Fire at Fuerte Tiuna, Venezuela's largest military complex, is seen from a distance
Fire rages at Fuerte Tiuna, Venezuela's largest military complex, after the United States military struck the Venezuelan capital Caracas on Jan. 3, 2026. STR/AFP via Getty Images

The raid, which began around 2 a.m. local time and lasted roughly 150 minutes, ended with Maduro and his wife, Cilia Flores, in U.S. custody aboard the amphibious assault ship USS Iwo Jima before being flown to New York.

There, federal prosecutors in the Southern District of New York charged Maduro with narco-terrorism conspiracy, cocaine importation conspiracy, and multiple machine-gun offenses.

Vance’s explanation comes after weeks of speculation that he had been sidelined from the administration’s most consequential foreign-policy gamble.

A widely shared Jan. 6 New Yorker article noted that he was missing both from the war council on the night of the raid and the victory announcement the next day, and suggested his exclusion “may have owed something to ideology.”

When Vance finally defended the strike on X, he “sounded faintly lawyerly and quietly anguished,” the report said. In that post, Vance wrote: “I understand the anxiety over the use of military force, but are we just supposed to allow a communist to steal our stuff in our hemisphere and do nothing?”

Nicolas Maduro in handcuffs
Nicolas Maduro was captured and flown to New York after the U.S. military siege in Venezuela. XNY/Star Max/GC Images

Vance later bristled at suggestions he had been cut out, telling reporters, “I’ve heard a couple of things. One, that I was kept out of the planning for the Venezuela operation—that’s false,” and insisting: “My role is going to be whatever the president asks me to do.”

Trump’s spy chief, Director of National Intelligence Tulsi Gabbard, was also reported to have been deliberately kept out of the loop on months of planning for the Maduro mission, with aides joking that “DNI” stood for “Do Not Invite.”

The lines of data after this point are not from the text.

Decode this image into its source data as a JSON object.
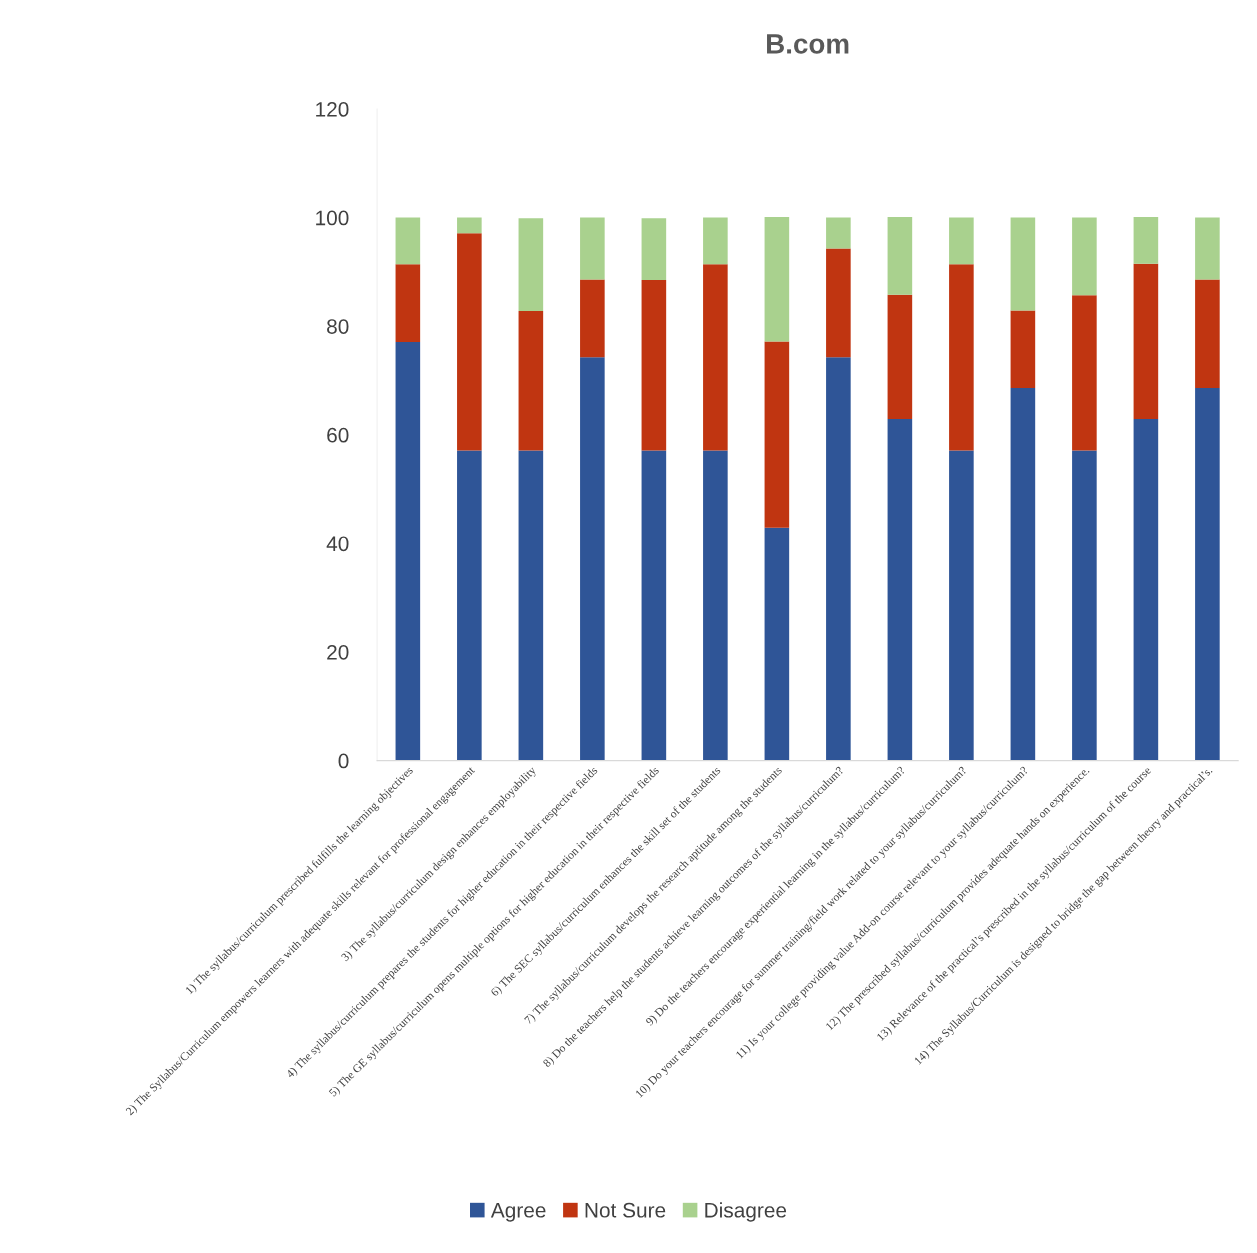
{
  "chart_data": {
    "type": "bar",
    "title": "B.com",
    "stacked": true,
    "categories": [
      "1) The syllabus/curriculum prescribed fulfills the learning objectives",
      "2) The Syllabus/Curriculum empowers learners with adequate skills relevant for professional engagement",
      "3) The syllabus/curriculum design enhances employability",
      "4) The syllabus/curriculum prepares the students for higher education in their respective fields",
      "5) The GE syllabus/curriculum opens multiple options for higher education in their respective fields",
      "6) The SEC syllabus/curriculum enhances the skill set of the students",
      "7) The syllabus/curriculum develops the research aptitude among the students",
      "8) Do the teachers help the students achieve learning outcomes of the syllabus/curriculum?",
      "9) Do the teachers encourage experiential learning in the syllabus/curriculum?",
      "10) Do your teachers encourage for summer training/field work related to your syllabus/curriculum?",
      "11) Is your college providing value Add-on course relevant to your syllabus/curriculum?",
      "12) The prescribed syllabus/curriculum provides adequate hands on experience.",
      "13) Relevance of the practical’s prescribed in the syllabus/curriculum of the course",
      "14) The Syllabus/Curriculum is designed to bridge the gap between theory and practical’s."
    ],
    "series": [
      {
        "name": "Agree",
        "color": "#2f5597",
        "values": [
          77.1,
          57.1,
          57.1,
          74.3,
          57.1,
          57.1,
          42.9,
          74.3,
          62.9,
          57.1,
          68.6,
          57.1,
          62.9,
          68.6
        ]
      },
      {
        "name": "Not Sure",
        "color": "#c03511",
        "values": [
          14.3,
          40,
          25.7,
          14.3,
          31.4,
          34.3,
          34.3,
          20,
          22.9,
          34.3,
          14.3,
          28.6,
          28.6,
          20
        ]
      },
      {
        "name": "Disagree",
        "color": "#a9d18e",
        "values": [
          8.6,
          2.9,
          17.1,
          11.4,
          11.4,
          8.6,
          22.9,
          5.7,
          14.3,
          8.6,
          17.1,
          14.3,
          8.6,
          11.4
        ]
      }
    ],
    "ylim": [
      0,
      120
    ],
    "yticks": [
      0,
      20,
      40,
      60,
      80,
      100,
      120
    ],
    "grid": false,
    "legend": "bottom"
  }
}
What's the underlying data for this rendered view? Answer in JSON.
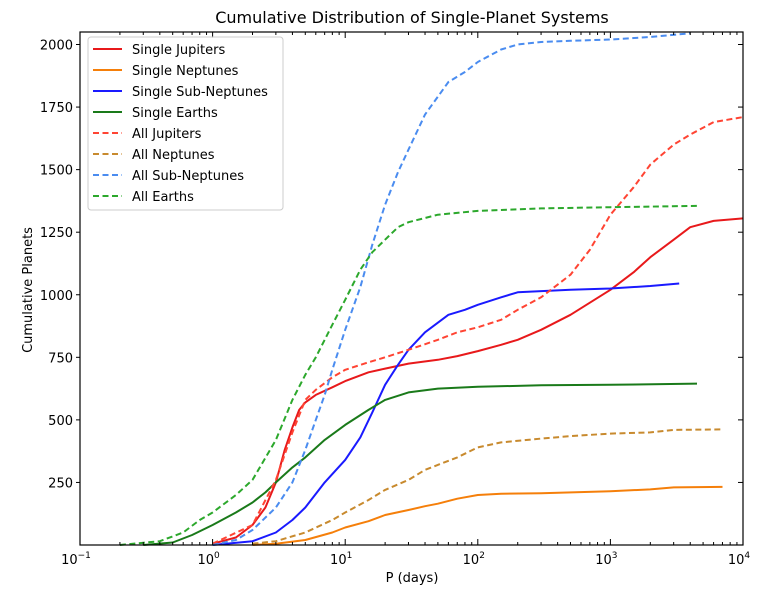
{
  "chart_data": {
    "type": "line",
    "title": "Cumulative Distribution of Single-Planet Systems",
    "xlabel": "P (days)",
    "ylabel": "Cumulative Planets",
    "xscale": "log",
    "xlim": [
      0.1,
      10000
    ],
    "ylim": [
      0,
      2050
    ],
    "xticks": [
      {
        "v": 0.1,
        "base": "10",
        "exp": "−1"
      },
      {
        "v": 1,
        "base": "10",
        "exp": "0"
      },
      {
        "v": 10,
        "base": "10",
        "exp": "1"
      },
      {
        "v": 100,
        "base": "10",
        "exp": "2"
      },
      {
        "v": 1000,
        "base": "10",
        "exp": "3"
      },
      {
        "v": 10000,
        "base": "10",
        "exp": "4"
      }
    ],
    "yticks": [
      {
        "v": 250,
        "label": "250"
      },
      {
        "v": 500,
        "label": "500"
      },
      {
        "v": 750,
        "label": "750"
      },
      {
        "v": 1000,
        "label": "1000"
      },
      {
        "v": 1250,
        "label": "1250"
      },
      {
        "v": 1500,
        "label": "1500"
      },
      {
        "v": 1750,
        "label": "1750"
      },
      {
        "v": 2000,
        "label": "2000"
      }
    ],
    "grid": false,
    "legend_position": "top-left",
    "series": [
      {
        "name": "Single Jupiters",
        "color": "#e8191b",
        "dash": false,
        "x": [
          1,
          1.5,
          2,
          2.5,
          3,
          3.5,
          4,
          4.5,
          5,
          6,
          8,
          10,
          15,
          20,
          30,
          50,
          70,
          100,
          150,
          200,
          300,
          500,
          1000,
          1500,
          2000,
          3000,
          4000,
          6000,
          10000
        ],
        "y": [
          5,
          30,
          80,
          150,
          250,
          380,
          470,
          540,
          570,
          600,
          630,
          655,
          690,
          705,
          725,
          740,
          755,
          775,
          800,
          820,
          860,
          920,
          1020,
          1090,
          1150,
          1220,
          1270,
          1295,
          1305
        ]
      },
      {
        "name": "Single Neptunes",
        "color": "#f57f0a",
        "dash": false,
        "x": [
          2,
          3,
          5,
          8,
          10,
          15,
          20,
          30,
          40,
          50,
          70,
          100,
          150,
          300,
          1000,
          2000,
          3000,
          7000
        ],
        "y": [
          0,
          5,
          20,
          50,
          70,
          95,
          120,
          140,
          155,
          165,
          185,
          200,
          205,
          207,
          215,
          222,
          230,
          232
        ]
      },
      {
        "name": "Single Sub-Neptunes",
        "color": "#1a1aff",
        "dash": false,
        "x": [
          1,
          2,
          3,
          4,
          5,
          7,
          10,
          13,
          16,
          20,
          25,
          30,
          40,
          60,
          80,
          100,
          150,
          200,
          500,
          1000,
          2000,
          3300
        ],
        "y": [
          0,
          15,
          50,
          100,
          150,
          250,
          340,
          430,
          530,
          640,
          720,
          780,
          850,
          920,
          940,
          960,
          990,
          1010,
          1020,
          1025,
          1035,
          1045
        ]
      },
      {
        "name": "Single Earths",
        "color": "#1a7a1a",
        "dash": false,
        "x": [
          0.3,
          0.5,
          0.7,
          1,
          1.5,
          2,
          2.5,
          3,
          4,
          5,
          7,
          10,
          15,
          20,
          30,
          50,
          100,
          300,
          1000,
          4500
        ],
        "y": [
          0,
          10,
          40,
          80,
          130,
          170,
          210,
          250,
          310,
          350,
          420,
          480,
          540,
          580,
          610,
          625,
          632,
          638,
          640,
          645
        ]
      },
      {
        "name": "All Jupiters",
        "color": "#ff4433",
        "dash": true,
        "x": [
          1,
          2,
          3,
          4,
          5,
          6,
          8,
          10,
          15,
          20,
          30,
          50,
          70,
          100,
          150,
          200,
          300,
          500,
          700,
          1000,
          1500,
          2000,
          3000,
          4000,
          6000,
          10000
        ],
        "y": [
          5,
          80,
          260,
          450,
          580,
          620,
          670,
          700,
          730,
          750,
          780,
          820,
          850,
          870,
          900,
          940,
          990,
          1080,
          1180,
          1320,
          1430,
          1520,
          1600,
          1640,
          1690,
          1710
        ]
      },
      {
        "name": "All Neptunes",
        "color": "#c88a2e",
        "dash": true,
        "x": [
          2,
          3,
          5,
          8,
          10,
          15,
          20,
          30,
          40,
          70,
          100,
          150,
          300,
          500,
          1000,
          2000,
          3000,
          7000
        ],
        "y": [
          5,
          15,
          50,
          100,
          130,
          180,
          220,
          260,
          300,
          350,
          390,
          410,
          425,
          435,
          445,
          450,
          460,
          462
        ]
      },
      {
        "name": "All Sub-Neptunes",
        "color": "#4a8cf0",
        "dash": true,
        "x": [
          1,
          1.5,
          2,
          3,
          4,
          5,
          6,
          7,
          8,
          10,
          13,
          16,
          20,
          25,
          30,
          40,
          60,
          80,
          100,
          150,
          200,
          300,
          500,
          1000,
          2000,
          4000
        ],
        "y": [
          0,
          20,
          60,
          150,
          250,
          380,
          500,
          600,
          700,
          860,
          1030,
          1200,
          1360,
          1490,
          1580,
          1720,
          1850,
          1890,
          1930,
          1980,
          2000,
          2010,
          2015,
          2020,
          2030,
          2045
        ]
      },
      {
        "name": "All Earths",
        "color": "#2ca82c",
        "dash": true,
        "x": [
          0.2,
          0.4,
          0.6,
          0.8,
          1,
          1.5,
          2,
          3,
          4,
          5,
          6,
          8,
          10,
          13,
          16,
          20,
          25,
          30,
          50,
          100,
          300,
          1000,
          4500
        ],
        "y": [
          0,
          15,
          50,
          100,
          130,
          200,
          260,
          420,
          580,
          680,
          750,
          880,
          980,
          1100,
          1170,
          1220,
          1270,
          1290,
          1320,
          1335,
          1345,
          1350,
          1355
        ]
      }
    ]
  }
}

The day before the Venezuela strikes, Gabbard posted photos opf her doing yoga on what appeared to be a Hawaii beach.
The day before the Venezuela strikes, Gabbard posted photos of her doing yoga on a Hawaii beach. X

Polls taken before and after the strike showed most Americans opposed sending troops into Venezuela, leaving the White House scrambling to justify the operation even as Trump boasted that the United States would now “run” the oil-rich state.

Vance has tried to square his anti-war brand with the raid by framing it as a law-and-order move against a “narco-terrorist” regime rather than a full-scale occupation, but critics say the legal theory and endgame remain unclear.

The Daily Beast has contacted the White House for comment.